Black drivers were four times more likely than whites to be searched after traffic stops, and Hispanic drivers were nearly three times more likely, according to the University of Vermont study, "Driving While Black and Brown in Vermont." At the same time, black and Hispanic drivers were less likely than white and Asian drivers to be found with contraband that leads to an arrest or citation, according to the report, which was based on 2015 data.

Black and Hispanic drivers also were more likely than white drivers to get traffic tickets versus warnings, and black drivers were twice as likely as white drivers to be arrested after stops, the study said.

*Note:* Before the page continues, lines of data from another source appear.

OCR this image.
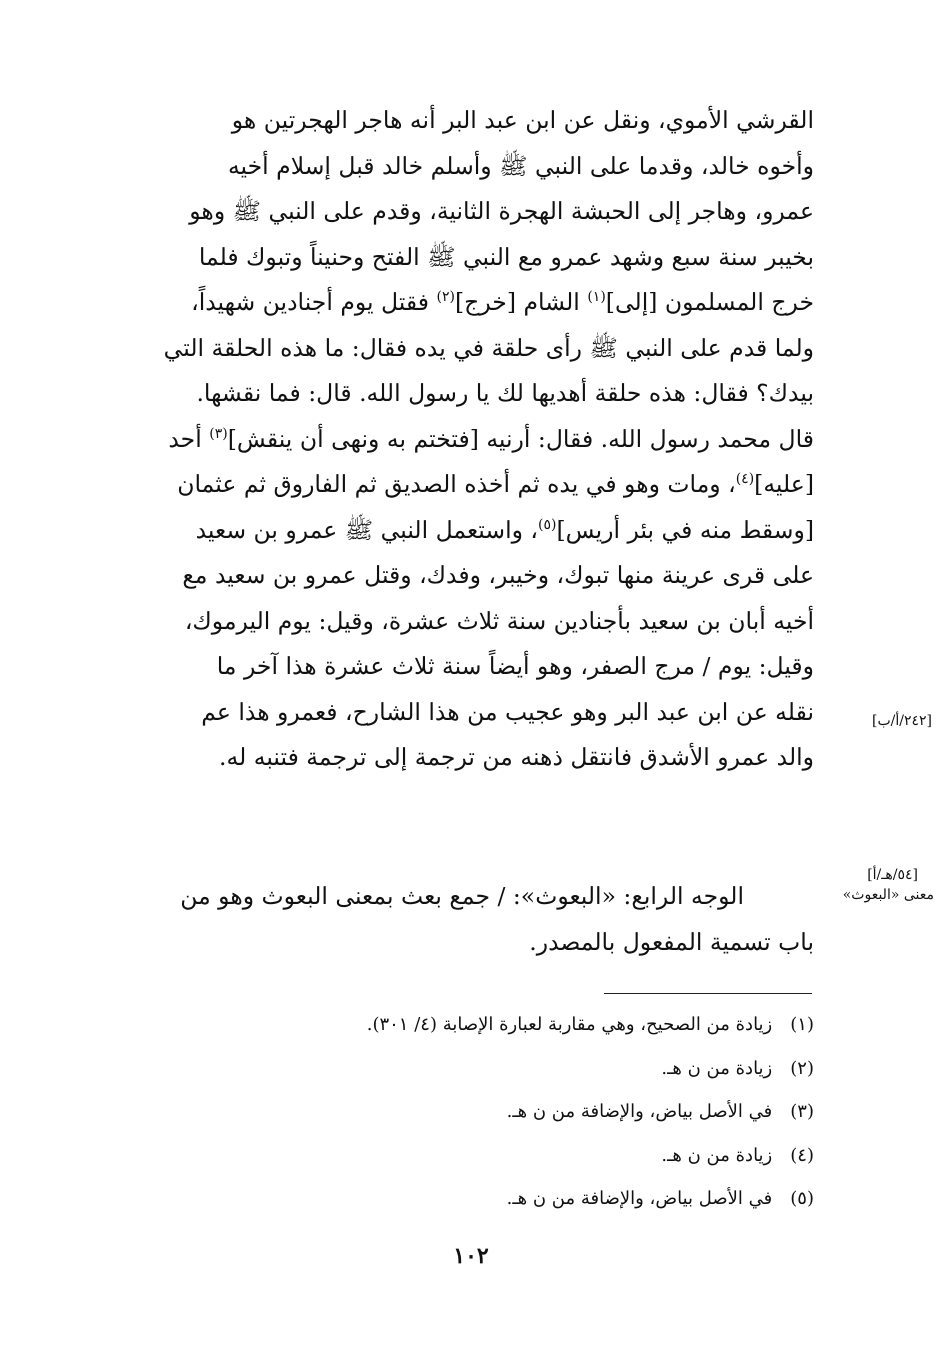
القرشي الأموي، ونقل عن ابن عبد البر أنه هاجر الهجرتين هو
وأخوه خالد، وقدما على النبي ﷺ وأسلم خالد قبل إسلام أخيه
عمرو، وهاجر إلى الحبشة الهجرة الثانية، وقدم على النبي ﷺ وهو
بخيبر سنة سبع وشهد عمرو مع النبي ﷺ الفتح وحنيناً وتبوك فلما
خرج المسلمون [إلى]$^{(١)}$ الشام [خرج]$^{(٢)}$ فقتل يوم أجنادين شهيداً،
ولما قدم على النبي ﷺ رأى حلقة في يده فقال: ما هذه الحلقة التي
بيدك؟ فقال: هذه حلقة أهديها لك يا رسول الله. قال: فما نقشها.
قال محمد رسول الله. فقال: أرنيه [فتختم به ونهى أن ينقش]$^{(٣)}$ أحد
[عليه]$^{(٤)}$، ومات وهو في يده ثم أخذه الصديق ثم الفاروق ثم عثمان
[وسقط منه في بئر أريس]$^{(٥)}$، واستعمل النبي ﷺ عمرو بن سعيد
على قرى عرينة منها تبوك، وخيبر، وفدك، وقتل عمرو بن سعيد مع
أخيه أبان بن سعيد بأجنادين سنة ثلاث عشرة، وقيل: يوم اليرموك،
وقيل: يوم / مرج الصفر، وهو أيضاً سنة ثلاث عشرة هذا آخر ما
نقله عن ابن عبد البر وهو عجيب من هذا الشارح، فعمرو هذا عم
والد عمرو الأشدق فانتقل ذهنه من ترجمة إلى ترجمة فتنبه له.
[٢٤٢/أ/ب]
[٥٤/هـ/أ]
معنى «البعوث»
الوجه الرابع: «البعوث»: / جمع بعث بمعنى البعوث وهو من
باب تسمية المفعول بالمصدر.
(١) زيادة من الصحيح، وهي مقاربة لعبارة الإصابة (٤/ ٣٠١).
(٢) زيادة من ن هـ.
(٣) في الأصل بياض، والإضافة من ن هـ.
(٤) زيادة من ن هـ.
(٥) في الأصل بياض، والإضافة من ن هـ.
١٠٢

"Almost all of the agencies in our study exhibit disparities in traffic policing to one degree or another," said study co-author Stephanie Seguino, a professor in the university's Department of Economics. "In other words, the results are not uniquely attributable to one or two agencies, but it's really a widespread problem in terms of policing."

One of the reasons some police officers use to explain the higher rate of searches of black drivers versus white drivers is concerns about the opioid crisis and drugs coming in from out of state, and there's a racial component to those perceptions, Seguino said. But the study found white and Asian drivers were more likely than black or Hispanic drivers stopped to be found with contraband.

Vermont, which has a population of about 625,000, was 94.8 percent white the year the policing study was done, according to U.S. Census figures. Only Maine, at 94.9 percent, was whiter. Blacks made up 1.3 percent of the Vermont population, Hispanics 1.8 percent and Asians 1.6 percent.

The study looked at traffic stop data from 29 departments across Vermont, following a 2014 state law that required police to collect such race information. But many agencies had missing data in key categories, said co-author Nancy Brooks, of Cornell University, who said more work is needed to improve the data quality.

Police treatment of drivers varied among departments, the study found.

In Rutland, for example, police searched black drivers at a rate of more than six times that of white drivers while white drivers searched were found with contraband at a higher rate than black drivers.

Rutland police Chief Brian Kilcullen, who has been on the job since November 2015, said he was somewhat surprised by the findings.

"You start with awareness, and that's what this does," he said of the report, adding that the police department has done training sessions.

Burlington police Chief Brandon del Pozo said his department is seeing an improvement in the rate at which searches lead to contraband, called the hit rate, meaning police are doing fewer unnecessary searches.

To reduce the racial disparities, the report's authors recommend creating a standardized system for collecting data, giving officers feedback on their performance during stops, supporting police departments in giving frequent training sessions on bias and monitoring disparities annually.